In an attempt to curb the high competition of the Australian housing market that locked out many would-be first home buyers, the Australian Prudential Regulation Authority (APRA) in late 2014 signalled its intention to keep a close eye on a suite of concerns, including the levels of residential lending to investors.

APRA’s communications at this time flagged an increased focus on:

  • High-risk lending
  • The interest rate buffers used in serviceability assessments
  • The rate of growth in investment lending

Lenders were strongly encouraged to restrict their investment lending to 10 per cent growth. APRA explained that the aim of the threshold was not to target specific loan types, but to pay more attention to the cause of imbalances in the housing market: strong growth in investor lending.

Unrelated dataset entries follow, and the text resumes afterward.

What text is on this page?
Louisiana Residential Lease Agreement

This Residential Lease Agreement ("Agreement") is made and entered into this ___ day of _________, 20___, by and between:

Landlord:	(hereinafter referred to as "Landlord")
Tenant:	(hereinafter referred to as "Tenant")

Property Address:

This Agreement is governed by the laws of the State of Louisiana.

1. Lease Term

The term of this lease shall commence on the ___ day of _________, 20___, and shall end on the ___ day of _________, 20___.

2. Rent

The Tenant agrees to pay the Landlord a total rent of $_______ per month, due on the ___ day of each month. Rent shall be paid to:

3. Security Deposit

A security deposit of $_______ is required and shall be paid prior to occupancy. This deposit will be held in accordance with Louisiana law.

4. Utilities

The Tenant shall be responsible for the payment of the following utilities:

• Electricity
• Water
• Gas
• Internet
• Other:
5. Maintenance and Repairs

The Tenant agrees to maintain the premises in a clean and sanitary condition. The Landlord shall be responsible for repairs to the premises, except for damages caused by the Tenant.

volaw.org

After the Reserve Bank of Australia stated in its Financial Stability Review that direct risks to financial institutions would increase if high rates of lending growth persisted or were to increase further, major banks started to take action to slow their rates of investment lending, in order to avoid the scrutiny of APRA, mandated lending caps and a potential need to hold increased capital against mortgage risk.

ANZ Bank announced that they are no longer offering discount interest rates to new property investors who didn’t already have a mortgage over their own home with the bank. Both Commonwealth Bank and National Australia Bank also narrowed discounts applied to new investor borrowers.

What this means for investors

More than a year on from the investment lending growth targets being set, the property market is moderating, meaning that investors along with owner occupiers are not paying the astronomical prices they might otherwise have been, particularly across the capitals.

While investment lending is now not as simple to secure as it has been, it is by no means impossible, and brokers with access to a panel of investor-friendly lenders are well placed to help.